In other news –The Breus Foundation has officially announced the names of this year’s nominees for the Kandinsky Prize, which provides the winning artist with a very substantial award of 40,000 Euro for “Project of the year”. This year, Baibakov Art Projects alumna Irina Korina’s Refrain, Pavel Pepperstein’s Holy Politics and Lilia Li-Mi-Yan’s Masters/Servants are competing in that category. Another Baibakov Art Projects favorite, Timofey Radya, is among the nominees for the Young Artist Prize with “All I Know About Street Art”, an artistic manifesto written on the wall of a St. Petersburg factory in 2013.

Timofey Radya’s “All I Know About Street Art” (2013).

This month Radya, along with the talented Nikolai Alekseev, Alexandra Sukhareva, Aslan Gaisumov, Anastasia Kuzmina, Ivan Gorshkov and Evgeny Granilshchikov has also been chosen as the awardee of Garage’s support program for young Russian artists. All awardees will receive a monthly grant of 20,000 rubles throughout the year. With the ruble recently hitting historic lows, that amounts to about $470 per month.

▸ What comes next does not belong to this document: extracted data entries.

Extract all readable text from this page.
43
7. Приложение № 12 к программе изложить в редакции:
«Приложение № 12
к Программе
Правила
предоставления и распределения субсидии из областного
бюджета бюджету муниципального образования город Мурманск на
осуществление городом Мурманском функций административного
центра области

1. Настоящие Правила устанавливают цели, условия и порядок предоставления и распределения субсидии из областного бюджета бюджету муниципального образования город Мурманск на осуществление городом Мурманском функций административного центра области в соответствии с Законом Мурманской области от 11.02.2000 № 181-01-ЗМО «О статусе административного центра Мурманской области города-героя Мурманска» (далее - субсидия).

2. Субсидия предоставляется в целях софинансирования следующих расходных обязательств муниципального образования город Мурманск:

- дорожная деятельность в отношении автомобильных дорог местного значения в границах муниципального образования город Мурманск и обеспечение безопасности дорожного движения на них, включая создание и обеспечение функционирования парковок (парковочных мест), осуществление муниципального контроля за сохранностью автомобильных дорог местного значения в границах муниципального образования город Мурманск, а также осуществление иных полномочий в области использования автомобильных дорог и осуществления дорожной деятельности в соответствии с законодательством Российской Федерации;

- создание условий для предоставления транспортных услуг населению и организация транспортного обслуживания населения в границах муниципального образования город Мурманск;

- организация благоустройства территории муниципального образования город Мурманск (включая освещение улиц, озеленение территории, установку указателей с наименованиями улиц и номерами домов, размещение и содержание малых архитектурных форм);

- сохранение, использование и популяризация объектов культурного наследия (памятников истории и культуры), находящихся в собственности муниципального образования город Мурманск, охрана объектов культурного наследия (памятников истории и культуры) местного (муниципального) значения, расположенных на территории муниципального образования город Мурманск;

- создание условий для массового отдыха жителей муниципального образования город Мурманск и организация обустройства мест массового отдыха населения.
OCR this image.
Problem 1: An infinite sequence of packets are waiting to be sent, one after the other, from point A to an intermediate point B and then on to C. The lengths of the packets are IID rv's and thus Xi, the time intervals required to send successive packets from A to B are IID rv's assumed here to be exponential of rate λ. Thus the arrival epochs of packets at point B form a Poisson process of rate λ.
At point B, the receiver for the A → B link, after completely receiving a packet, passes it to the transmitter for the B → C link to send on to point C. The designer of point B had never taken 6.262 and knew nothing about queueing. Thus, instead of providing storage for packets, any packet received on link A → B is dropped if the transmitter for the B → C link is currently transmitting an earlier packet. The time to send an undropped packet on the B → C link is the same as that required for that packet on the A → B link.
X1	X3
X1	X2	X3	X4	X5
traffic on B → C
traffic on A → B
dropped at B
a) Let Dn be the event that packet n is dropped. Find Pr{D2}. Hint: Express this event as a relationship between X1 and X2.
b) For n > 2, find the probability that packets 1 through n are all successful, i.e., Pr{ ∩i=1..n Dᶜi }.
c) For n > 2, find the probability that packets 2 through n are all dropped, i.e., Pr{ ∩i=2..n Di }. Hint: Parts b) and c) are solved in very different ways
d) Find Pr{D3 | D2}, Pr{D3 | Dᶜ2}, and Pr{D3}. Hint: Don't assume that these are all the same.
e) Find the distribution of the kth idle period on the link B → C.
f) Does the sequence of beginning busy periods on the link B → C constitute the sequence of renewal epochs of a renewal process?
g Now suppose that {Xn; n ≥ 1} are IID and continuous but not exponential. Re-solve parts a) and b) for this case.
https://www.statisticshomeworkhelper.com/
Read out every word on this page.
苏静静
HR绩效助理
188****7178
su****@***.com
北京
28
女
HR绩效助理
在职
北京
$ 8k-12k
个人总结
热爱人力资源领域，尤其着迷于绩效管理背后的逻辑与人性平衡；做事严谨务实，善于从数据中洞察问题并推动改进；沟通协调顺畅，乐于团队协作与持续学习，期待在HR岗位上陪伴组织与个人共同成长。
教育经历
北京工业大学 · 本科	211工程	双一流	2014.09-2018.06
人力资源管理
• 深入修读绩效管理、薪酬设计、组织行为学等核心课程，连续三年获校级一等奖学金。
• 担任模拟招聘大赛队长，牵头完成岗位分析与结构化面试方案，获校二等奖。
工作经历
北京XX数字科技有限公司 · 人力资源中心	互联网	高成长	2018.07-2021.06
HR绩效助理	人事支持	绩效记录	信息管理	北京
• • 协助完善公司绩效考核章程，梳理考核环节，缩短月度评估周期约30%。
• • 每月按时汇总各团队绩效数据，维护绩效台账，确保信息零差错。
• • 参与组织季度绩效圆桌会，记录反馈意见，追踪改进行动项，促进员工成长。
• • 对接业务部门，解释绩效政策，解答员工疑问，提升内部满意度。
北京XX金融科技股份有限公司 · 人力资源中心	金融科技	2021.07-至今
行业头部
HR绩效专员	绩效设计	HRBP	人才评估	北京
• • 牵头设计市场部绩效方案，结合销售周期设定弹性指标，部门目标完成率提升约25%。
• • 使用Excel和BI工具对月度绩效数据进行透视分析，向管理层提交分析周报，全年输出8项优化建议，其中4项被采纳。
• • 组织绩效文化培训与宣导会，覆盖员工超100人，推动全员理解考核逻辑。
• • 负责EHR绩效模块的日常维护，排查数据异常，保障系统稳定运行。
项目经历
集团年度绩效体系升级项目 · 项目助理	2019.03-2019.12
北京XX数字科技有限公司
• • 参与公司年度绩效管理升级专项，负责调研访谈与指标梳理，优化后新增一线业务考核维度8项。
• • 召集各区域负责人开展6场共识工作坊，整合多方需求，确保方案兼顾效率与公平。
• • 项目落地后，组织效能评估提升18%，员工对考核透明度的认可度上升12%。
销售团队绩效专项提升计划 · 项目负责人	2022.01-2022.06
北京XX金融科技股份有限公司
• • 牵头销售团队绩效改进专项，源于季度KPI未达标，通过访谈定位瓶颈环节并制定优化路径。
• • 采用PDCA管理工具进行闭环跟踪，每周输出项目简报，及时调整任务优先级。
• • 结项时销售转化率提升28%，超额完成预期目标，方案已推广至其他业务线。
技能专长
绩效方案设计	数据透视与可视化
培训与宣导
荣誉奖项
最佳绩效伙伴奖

Meanwhile, in Kiev, 23-year old Aslan Gaisumov has his eyes on a bigger award: he is the sole Russian nominee for PinchukArtCenter’s Future Generation Art Prize. The names of nominees were announced several days before Ukraine held a historic parliamentary election that resulted in a triumph of pro-Western parties, securing a European turn in the countries future. Politics are hard to avoid in Kiev these days, but for the Pinchuk prize, with its very international jury panel and selection committee, art is the first priority.  21 artists from all over the world, including Jon Rofman (Canada), Carlos Motta (Colombia), Zhanna Kadyrova (Ukraine), GCC (Arabian Gulf Region), He Xiangyu (China) are competing for the $100,000 prize, which will be awarded for the third time in early December of this year.